Coadministration of multiple 180 mg daily doses of brigatinib with a single 3 mg oral dose of midazolam, a sensitive CYP3A substrate, decreased midazolam C_max by 16%, AUC_0-INF by 26%, and AUC_0-last by 30%, relative to a 3 mg oral dose of midazolam administered alone. Brigatinib reduces plasma concentrations of coadministered medications that are predominantly metabolized by CYP3A.
Brigatinib may also induce other enzymes and transporters (e.g., CYP2C, P-gp) via the same mechanisms responsible for induction of CYP3A (e.g., pregnane X receptor activation).
Transporter Substrates: Brigatinib is an inhibitor of P-gp, BCRP, OCT1, MATE1, and MATE2K in vitro. Coadministration of brigatinib with substrates of P-gp, (e.g. digoxin, dabigatran, colchicine, pravastatin), BCRP (e.g., methotrexate, rosuvastatin, sulfasalazine), OCT1, MATE1, and MATE2K may increase their plasma concentrations.
Toxicology: Nonclinical Safety Data: Carcinogenesis, Mutagenesis, Impairment of Fertility: Carcinogenicity: Carcinogenicity studies have not been performed with brigatinib.
Mutagenicity: Brigatinib was not mutagenic in vitro in the bacterial reverse mutation (Ames) or the mammalian cell chromosomal aberration assays, but slightly increased the number of micronuclei in a rat bone marrow micronucleus test.
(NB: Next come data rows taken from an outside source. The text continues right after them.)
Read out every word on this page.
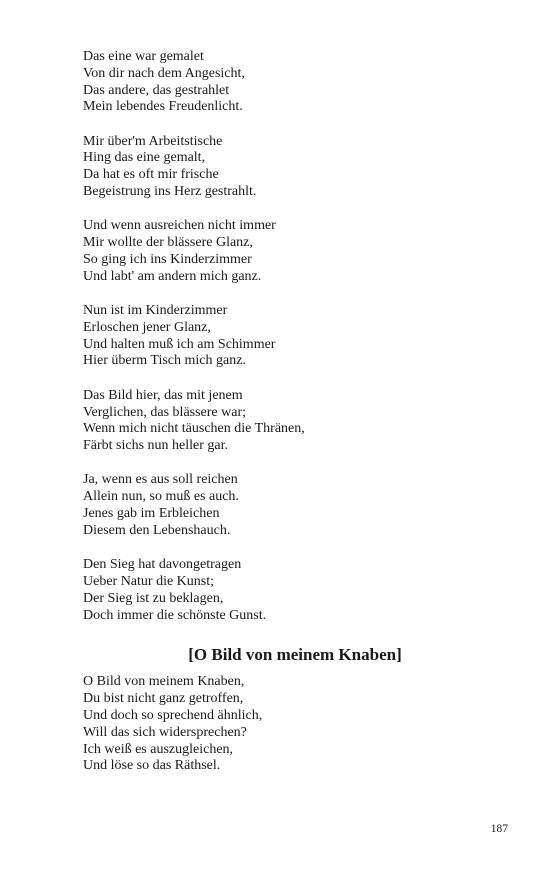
Das eine war gemalet
Von dir nach dem Angesicht,
Das andere, das gestrahlet
Mein lebendes Freudenlicht.
Mir über'm Arbeitstische
Hing das eine gemalt,
Da hat es oft mir frische
Begeistrung ins Herz gestrahlt.
Und wenn ausreichen nicht immer
Mir wollte der blässere Glanz,
So ging ich ins Kinderzimmer
Und labt' am andern mich ganz.
Nun ist im Kinderzimmer
Erloschen jener Glanz,
Und halten muß ich am Schimmer
Hier überm Tisch mich ganz.
Das Bild hier, das mit jenem
Verglichen, das blässere war;
Wenn mich nicht täuschen die Thränen,
Färbt sichs nun heller gar.
Ja, wenn es aus soll reichen
Allein nun, so muß es auch.
Jenes gab im Erbleichen
Diesem den Lebenshauch.
Den Sieg hat davongetragen
Ueber Natur die Kunst;
Der Sieg ist zu beklagen,
Doch immer die schönste Gunst.
[O Bild von meinem Knaben]
O Bild von meinem Knaben,
Du bist nicht ganz getroffen,
Und doch so sprechend ähnlich,
Will das sich widersprechen?
Ich weiß es auszugleichen,
Und löse so das Räthsel.
187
The mechanism of micronucleus induction was abnormal chromosome segregation (aneugenicity) and not a clastogenic effect on chromosomes. This effect was observed at approximately five fold the human exposure at the 180 mg once daily dose.
Impairment of Fertility: Brigatinib may impair male fertility. Testicular toxicity was observed in repeat-dose animal studies. In rats, findings included lower weight of testes, seminal vesicles and prostate gland, and testicular tubular degeneration; these effects were not reversible during the recovery period. In monkeys, findings included reduced size of testes along with microscopic evidence of hypospermatogenesis; these effects were reversible during the recovery period. Overall, these effects on the male reproductive organs in rats and monkeys occurred at exposures as low as 0.2-times the AUC in patients at the 180 mg once daily dose. No apparent adverse effects on female reproductive organs were observed in general toxicology studies in rats and monkeys.
Animal Toxicology and/or Pharmacology: Nonclinical safety assessment in rats and monkeys identified potential risk for toxicity in multiple organs such as gastrointestinal system, bone marrow, eyes, testes, liver, kidney, bone, and heart. These effects were generally reversible during the non-dosing recovery period; however, effects in the eyes and testes were notable exceptions due to lack of recovery.